With over 500 million LinkedIn users globally, how can you ensure you're maximizing your opportunities to be found by recruiters looking for the exact skills you have, or a prospective client searching for the exact product or service you offer?
The answer: 'Keywords.'
In order to boost your discoverability, you need to optimize your LinkedIn profile for search using relevant keywords.
How to Add Skills and Manage Your Endorsements so You'll be Found
One of the easiest ways to optimize your LinkedIn profile so that recruiters or your prospective clients will find you is by adding relevant skills and managing your endorsements.
According to LinkedIn, members with more than five skills added to their profiles are 27x more likely to be found by recruiters or other users in searches.
Remember these points when working on your skills and endorsements:
- You can add up to 50 skills, which search engines recognize as 'keywords.' The more skills you add, the more likely that you'll be found. You can choose to add all 50 skills or be selective on which skills to include.
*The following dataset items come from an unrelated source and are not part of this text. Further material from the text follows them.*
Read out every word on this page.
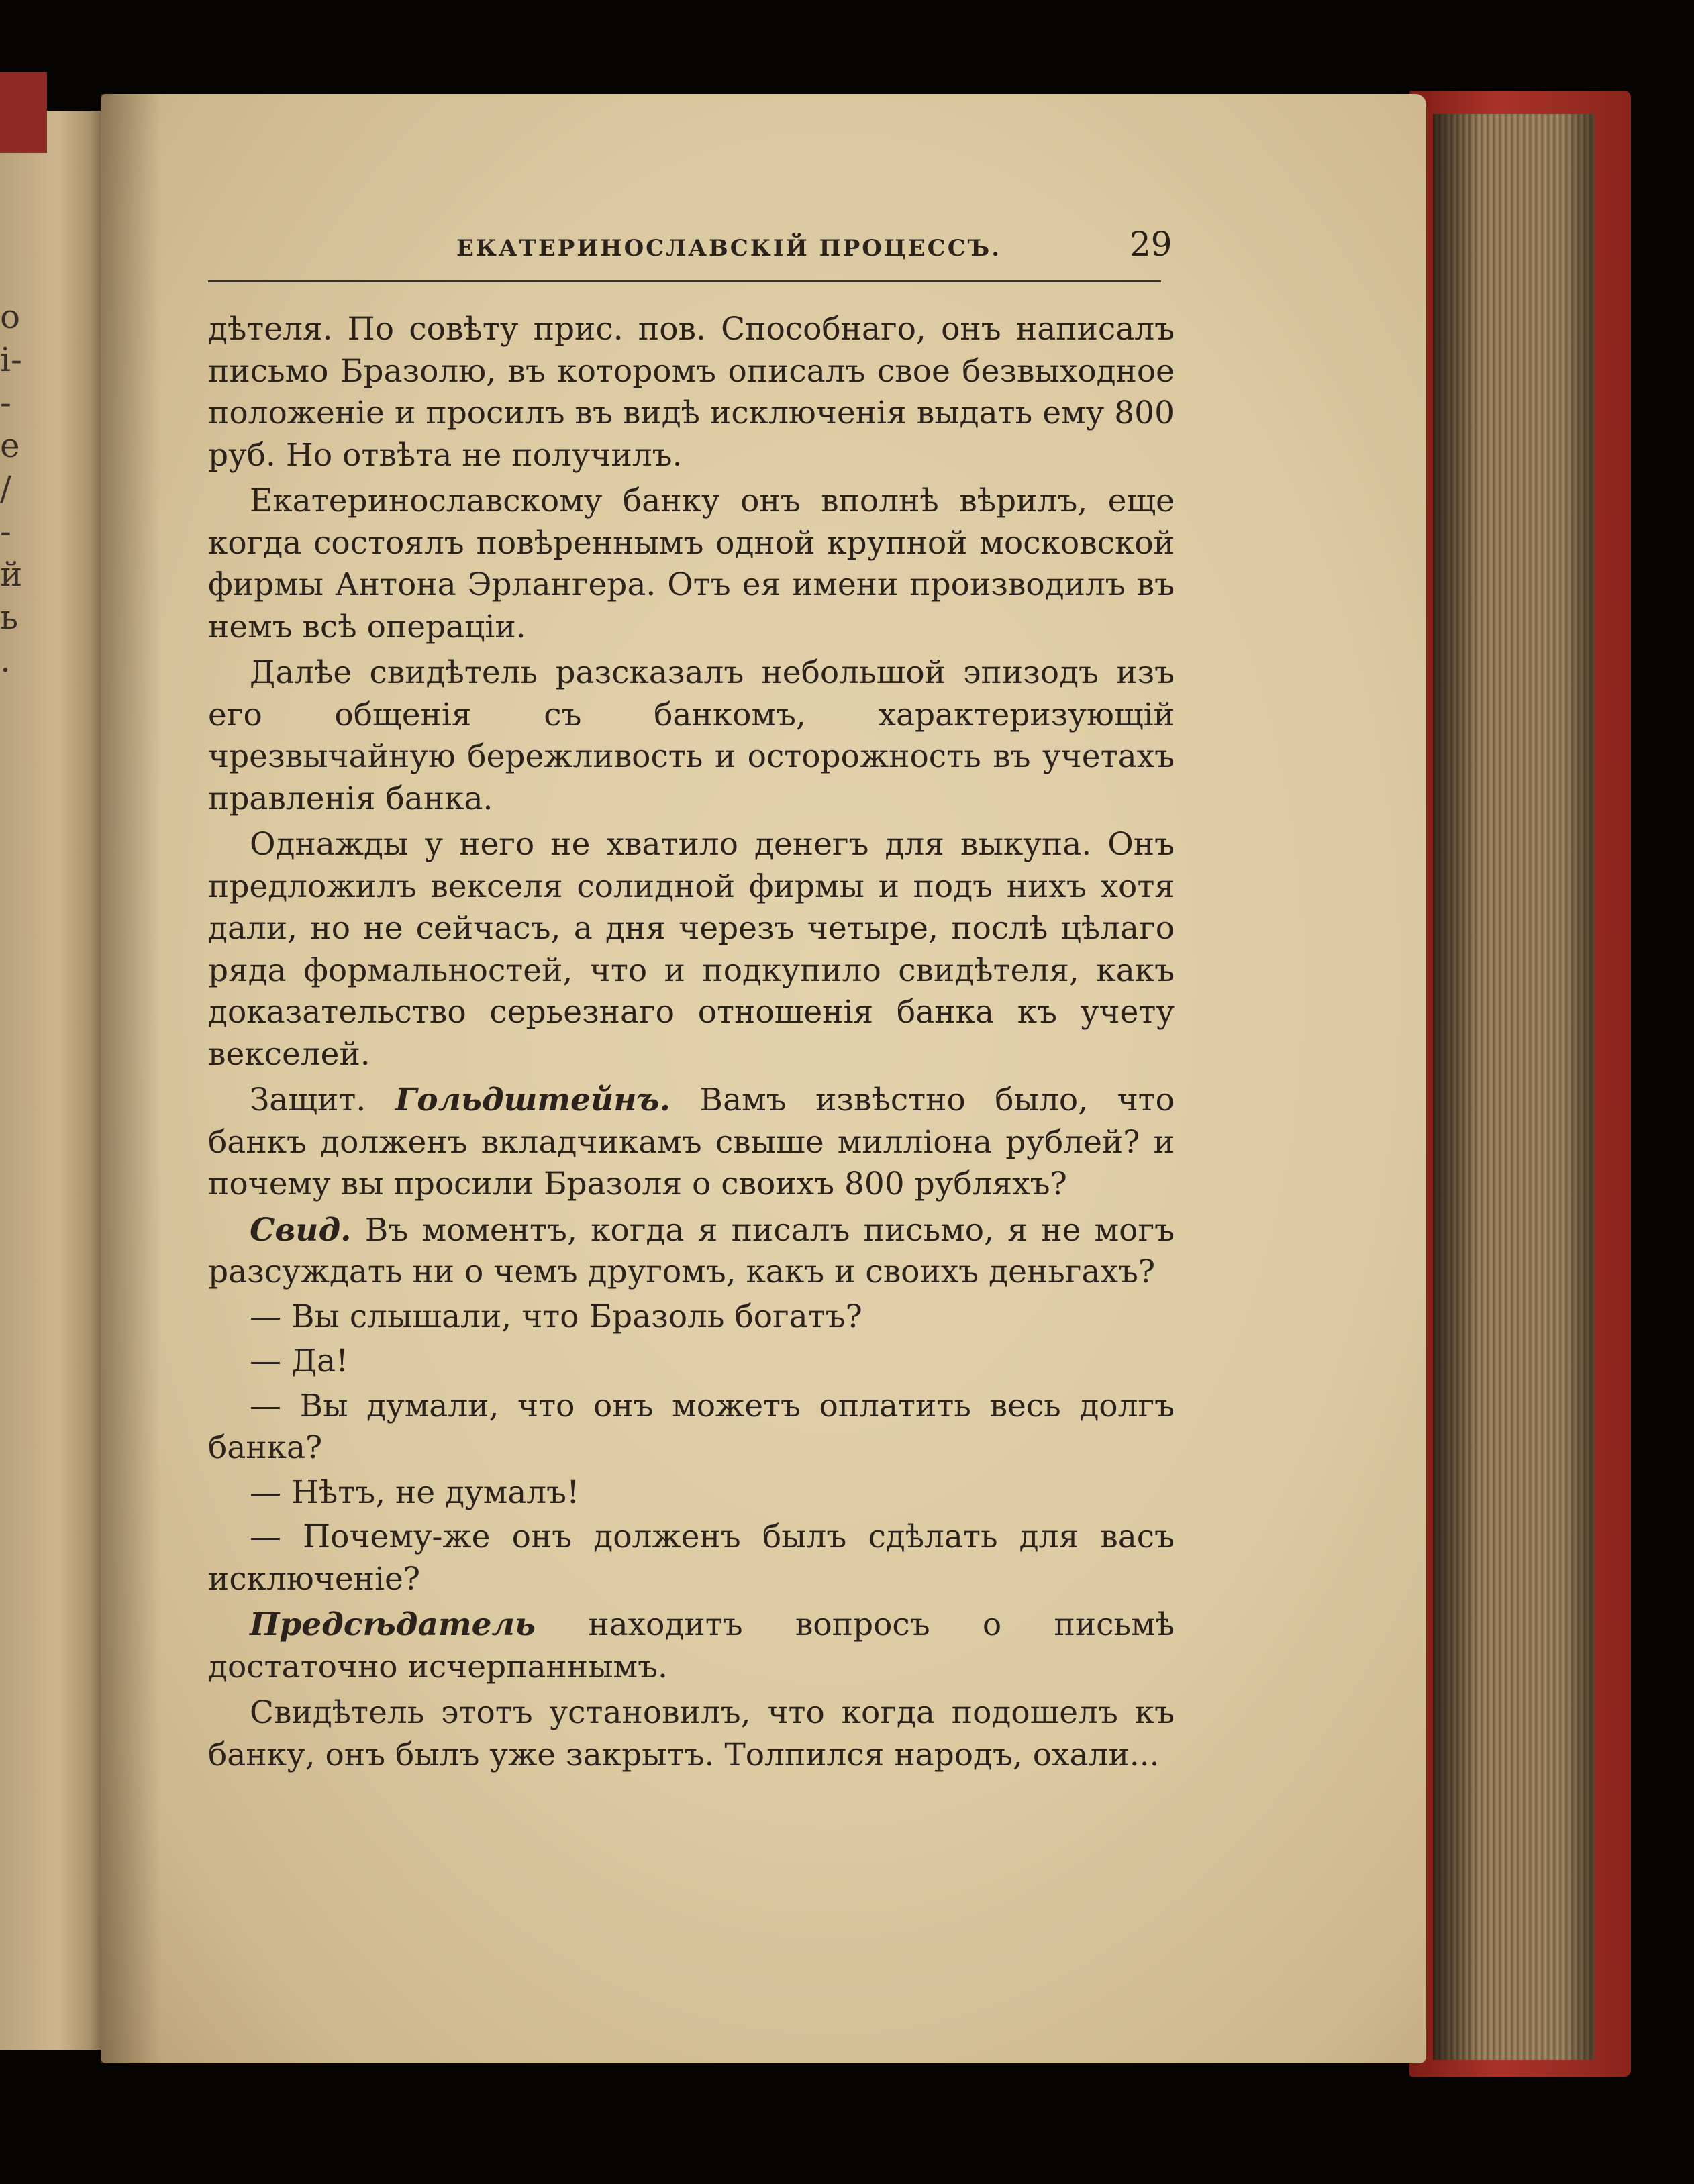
о
і-
-
е
/
-
й
ь
.
ЕКАТЕРИНОСЛАВСКІЙ ПРОЦЕССЪ.	29

дѣтеля. По совѣту прис. пов. Способнаго, онъ написалъ письмо Бразолю, въ которомъ описалъ свое безвыходное положеніе и просилъ въ видѣ исключенія выдать ему 800 руб. Но отвѣта не получилъ.

Екатеринославскому банку онъ вполнѣ вѣрилъ, еще когда состоялъ повѣреннымъ одной крупной московской фирмы Антона Эрлангера. Отъ ея имени производилъ въ немъ всѣ операціи.

Далѣе свидѣтель разсказалъ небольшой эпизодъ изъ его общенія съ банкомъ, характеризующій чрезвычайную бережливость и осторожность въ учетахъ правленія банка.

Однажды у него не хватило денегъ для выкупа. Онъ предложилъ векселя солидной фирмы и подъ нихъ хотя дали, но не сейчасъ, а дня черезъ четыре, послѣ цѣлаго ряда формальностей, что и подкупило свидѣтеля, какъ доказательство серьезнаго отношенія банка къ учету векселей.

Защит. Гольдштейнъ. Вамъ извѣстно было, что банкъ долженъ вкладчикамъ свыше милліона рублей? и почему вы просили Бразоля о своихъ 800 рубляхъ?

Свид. Въ моментъ, когда я писалъ письмо, я не могъ разсуждать ни о чемъ другомъ, какъ и своихъ деньгахъ?

— Вы слышали, что Бразоль богатъ?

— Да!

— Вы думали, что онъ можетъ оплатить весь долгъ банка?

— Нѣтъ, не думалъ!

— Почему-же онъ долженъ былъ сдѣлать для васъ исключеніе?

Предсѣдатель находитъ вопросъ о письмѣ достаточно исчерпаннымъ.

Свидѣтель этотъ установилъ, что когда подошелъ къ банку, онъ былъ уже закрытъ. Толпился народъ, охали...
- Endorsements, on the other hand, are what LinkedIn calls the 'one-click way' for your connections to recognize your skills. Only your first-degree connections can endorse you for your skills. The same principle applies if you want to make endorsements.
- To endorse your connections, simply go to the 'Featured Skills & Endorsements' section of their profiles and click on the + icon.
- If you want to see who has endorsed you for a particular skill, just click on the skill to see the list. You can opt to hide or unhide an endorsement.
- Any hidden endorsement will not be included in the total number of endorsements you gained for that skill. So, in my case, if I hide one endorsement, I will only have 214 endorsements, instead of 215 for 'social media'.
- Delete any skill by simply clicking on the X beside it. You can also reorder them by dragging the icons on the right side.
You might ask, "Why would I delete a skill?"
Here are some possible reasons:
- Sometimes a connection endorses you for a skill you didn't add. For example, you might get a lot of endorsements for 'Microsoft Word' (which used to happen very often), and if you think it won't help in branding yourself, then, just delete it.
- If you're adding certifications from LinkedIn Learning courses to your profile, it adds skills that you are expected to have learned after watching the videos. If you don't want the skills suggested, you may also delete them from your profile.
- Depending on how you want to brand yourself, or on what skills you want to be found for, it might be best to delete some skills and add new skills that will be more useful in your positioning.
Reordering your skills is also important. Arrange your skills according to relevance and importance to you. Only the top three skills are automatically shown on your profile and the rest will be visible only upon clicking 'View more.' Most LinkedIn users will endorse you only for the three visible skills, so better place on top whichever skills you want to be endorsed for.
Remember that the more endorsements you have, the higher you're likely to rank in the search engine for that specific skill. This is the reason I'd rather have fewer skills with several endorsements for my key skills than a lot of skills with fewer endorsements on my core skills.
As you change your career focus, you'll also have to add or delete skills or reorder endorsements.
Your endorsements are a form of social proof, and LinkedIn works to enhance this factor by showing whether your connections with the same skills or your former colleagues recognize you for your skills.
So, now that you know the value of adding skills and managing endorsements on your LinkedIn profile, what are your next steps?
Here's what I recommend:
- Be strategic. Be intentional. If you have the top skills that companies are searching for, add those skills to your list and get as many endorsements as possible.
- Start going to your first-degree connections' profiles (ideally, those that you have actually worked with) and endorse them for their skills. Endorsing them means you want to help them rank high on LinkedIn search, hence, giving them higher chances of being found.
- If you do #1, I assure you that most of those you endorsed will do the same in return. If some don't, that's fine, as well. You'll see, though, that most of them will. Don't forget to thank them for endorsing you for your skills.
- Finally, I won't suggest sending your connections this kind of message just to get endorsed:
With the 'Skills & Endorsements' feature, LinkedIn puts in your hands the power to control how you want to be found.
Add the right skills, manage your endorsements and be discovered.